Grüne Inseln der Biodiversität

Am Mittwochmorgen stellten Mitglieder des Schöffenrates auf einer »pädagogischen Visite« die verschiedenen grünen Inseln im Escher Stadtbild vor und nutzten die Gelegenheit, den anwesenden Journalisten auch gleich das »Vel’Ok«-System aufs Auge zu drücken, indem, ganz ökologisch, von einem »Espace vert« zum anderen geradelt wurde.

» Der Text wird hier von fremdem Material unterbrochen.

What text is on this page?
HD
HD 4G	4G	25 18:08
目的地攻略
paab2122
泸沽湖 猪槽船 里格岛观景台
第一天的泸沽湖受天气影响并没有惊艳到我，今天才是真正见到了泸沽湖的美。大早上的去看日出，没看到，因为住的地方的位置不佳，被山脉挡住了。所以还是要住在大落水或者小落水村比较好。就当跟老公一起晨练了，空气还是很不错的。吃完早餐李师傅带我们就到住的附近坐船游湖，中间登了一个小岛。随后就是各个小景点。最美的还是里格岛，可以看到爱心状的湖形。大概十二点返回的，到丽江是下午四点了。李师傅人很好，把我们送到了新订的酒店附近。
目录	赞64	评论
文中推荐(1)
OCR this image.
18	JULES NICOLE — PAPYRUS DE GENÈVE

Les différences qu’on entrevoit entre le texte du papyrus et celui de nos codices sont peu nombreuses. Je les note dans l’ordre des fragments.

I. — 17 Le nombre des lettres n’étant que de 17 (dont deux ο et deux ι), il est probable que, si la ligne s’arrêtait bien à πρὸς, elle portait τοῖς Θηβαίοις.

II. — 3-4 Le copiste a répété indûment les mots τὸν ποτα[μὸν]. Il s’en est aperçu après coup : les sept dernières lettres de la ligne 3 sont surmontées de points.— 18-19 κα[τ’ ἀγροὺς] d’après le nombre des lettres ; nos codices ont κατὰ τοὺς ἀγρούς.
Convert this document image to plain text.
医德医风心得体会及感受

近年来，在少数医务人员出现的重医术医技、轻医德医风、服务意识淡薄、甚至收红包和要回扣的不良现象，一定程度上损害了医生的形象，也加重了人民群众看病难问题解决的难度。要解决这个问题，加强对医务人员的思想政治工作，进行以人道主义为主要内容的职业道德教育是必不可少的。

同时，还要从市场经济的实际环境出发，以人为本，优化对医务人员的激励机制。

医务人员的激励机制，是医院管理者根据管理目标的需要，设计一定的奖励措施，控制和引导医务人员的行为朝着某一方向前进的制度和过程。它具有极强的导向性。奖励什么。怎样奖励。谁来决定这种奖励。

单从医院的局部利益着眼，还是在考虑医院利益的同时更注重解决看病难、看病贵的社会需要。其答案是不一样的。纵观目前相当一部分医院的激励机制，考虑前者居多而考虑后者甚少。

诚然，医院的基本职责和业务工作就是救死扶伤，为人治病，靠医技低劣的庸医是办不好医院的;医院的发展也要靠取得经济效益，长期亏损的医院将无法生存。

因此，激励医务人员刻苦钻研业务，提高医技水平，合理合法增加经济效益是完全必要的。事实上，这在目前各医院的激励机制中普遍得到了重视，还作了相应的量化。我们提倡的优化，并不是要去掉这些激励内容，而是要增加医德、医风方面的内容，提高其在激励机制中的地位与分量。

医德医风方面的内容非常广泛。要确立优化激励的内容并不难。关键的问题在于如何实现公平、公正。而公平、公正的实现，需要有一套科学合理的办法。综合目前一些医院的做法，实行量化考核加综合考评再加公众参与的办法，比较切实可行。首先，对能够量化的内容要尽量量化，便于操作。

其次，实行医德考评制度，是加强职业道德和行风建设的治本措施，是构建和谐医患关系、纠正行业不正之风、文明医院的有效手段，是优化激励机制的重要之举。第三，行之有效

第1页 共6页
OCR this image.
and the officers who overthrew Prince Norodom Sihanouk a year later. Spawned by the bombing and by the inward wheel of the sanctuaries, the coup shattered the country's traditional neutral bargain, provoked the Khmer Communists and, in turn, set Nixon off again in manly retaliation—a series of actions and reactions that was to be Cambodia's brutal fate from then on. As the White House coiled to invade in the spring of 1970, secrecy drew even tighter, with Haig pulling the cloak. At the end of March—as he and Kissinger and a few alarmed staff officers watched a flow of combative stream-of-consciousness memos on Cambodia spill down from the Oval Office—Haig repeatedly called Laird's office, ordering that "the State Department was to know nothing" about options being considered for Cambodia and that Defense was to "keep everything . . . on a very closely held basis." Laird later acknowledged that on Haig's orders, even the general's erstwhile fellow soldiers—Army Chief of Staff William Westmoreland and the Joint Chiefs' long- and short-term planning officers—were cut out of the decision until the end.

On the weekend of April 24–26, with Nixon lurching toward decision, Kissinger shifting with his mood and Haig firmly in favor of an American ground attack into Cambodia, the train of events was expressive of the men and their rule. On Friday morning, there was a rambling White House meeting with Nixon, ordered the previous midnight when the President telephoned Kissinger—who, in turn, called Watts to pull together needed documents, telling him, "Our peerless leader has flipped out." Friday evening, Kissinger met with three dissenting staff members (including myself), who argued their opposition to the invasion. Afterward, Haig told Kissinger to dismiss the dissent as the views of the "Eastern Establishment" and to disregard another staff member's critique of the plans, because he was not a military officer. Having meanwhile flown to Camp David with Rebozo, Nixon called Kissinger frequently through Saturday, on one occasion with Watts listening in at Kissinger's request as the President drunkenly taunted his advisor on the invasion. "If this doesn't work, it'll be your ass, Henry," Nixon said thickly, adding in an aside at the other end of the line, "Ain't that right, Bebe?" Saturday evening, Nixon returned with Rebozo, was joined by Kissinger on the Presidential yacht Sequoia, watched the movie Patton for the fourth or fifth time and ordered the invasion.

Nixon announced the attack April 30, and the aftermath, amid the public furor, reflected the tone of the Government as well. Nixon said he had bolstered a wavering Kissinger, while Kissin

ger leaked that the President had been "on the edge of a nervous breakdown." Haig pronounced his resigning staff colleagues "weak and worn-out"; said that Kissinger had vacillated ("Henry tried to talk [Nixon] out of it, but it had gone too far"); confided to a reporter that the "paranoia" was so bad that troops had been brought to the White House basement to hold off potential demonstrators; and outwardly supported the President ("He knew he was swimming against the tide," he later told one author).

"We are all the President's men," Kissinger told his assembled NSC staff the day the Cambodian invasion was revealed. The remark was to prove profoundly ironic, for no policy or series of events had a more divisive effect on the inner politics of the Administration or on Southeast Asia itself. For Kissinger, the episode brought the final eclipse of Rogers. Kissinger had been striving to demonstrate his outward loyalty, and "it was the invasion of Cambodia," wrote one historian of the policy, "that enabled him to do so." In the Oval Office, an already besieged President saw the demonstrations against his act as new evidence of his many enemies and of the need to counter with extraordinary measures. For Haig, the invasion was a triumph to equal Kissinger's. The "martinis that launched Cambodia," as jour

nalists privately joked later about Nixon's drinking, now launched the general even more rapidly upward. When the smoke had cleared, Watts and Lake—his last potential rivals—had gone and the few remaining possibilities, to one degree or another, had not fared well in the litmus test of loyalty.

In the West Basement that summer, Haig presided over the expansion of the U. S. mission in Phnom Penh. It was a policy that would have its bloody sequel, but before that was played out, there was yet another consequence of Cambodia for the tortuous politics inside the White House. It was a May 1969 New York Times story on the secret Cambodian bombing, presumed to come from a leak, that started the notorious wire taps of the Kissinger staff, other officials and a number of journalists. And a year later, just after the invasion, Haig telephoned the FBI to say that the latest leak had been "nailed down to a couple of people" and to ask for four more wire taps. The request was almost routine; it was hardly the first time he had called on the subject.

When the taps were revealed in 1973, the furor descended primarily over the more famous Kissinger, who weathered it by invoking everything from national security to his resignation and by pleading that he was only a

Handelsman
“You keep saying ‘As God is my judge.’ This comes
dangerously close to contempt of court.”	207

Betont wurde, daß die Gemeinde Esch sich seit Jahren für die Rückkehr der Biodiversität ins Escher Stadtbild einsetze. Vor Jahren begann diese Idee mit dem »faucharge tardif« verschiedener Grünflächen und hat sich nun entwickelt zu einer gezielten Bepflanzung, um innerhalb stark besiedelten Gebietes durh verschiedene Projekte rekreative Zonen zu bilden, genannt »Urban Bongert«.

Der erste innerstädtische »Bongert« wurde bereits im Jahre 2013 vor einem Studentenheim angelegt und mit Obstbäumen und Kräutern bepflanzt. All diese Früchte stehen für jeden frei, geerntet zu werden. Seit Frühjahr 2015 nun können auch die Einwohner des Brouch-Viertels gratis Blumen, Kräuter und Obst in einem zweiten »Urban Bongert« in der Lentz-Straße ernten, wo der CIGL neben einer Kräuterauswahl auch 35 Obstbäume gepflanzt hat. Die fleißigen Hände des CIGL sind auch mit der Instandhaltung der Grünzonen befaßt.
Bis zum kommenden Winter werden dann auch die neuen Insektenhotels an den verschiedenen »Urban Bongerts« installiert sein.

Während der gesamten Saison 2015 wurden bereits 3.500 Lavendelpflanzen in Esch gepflanzt, um den Insekten ein besseres Angebot im urbanen Lebensraum bieten zu können.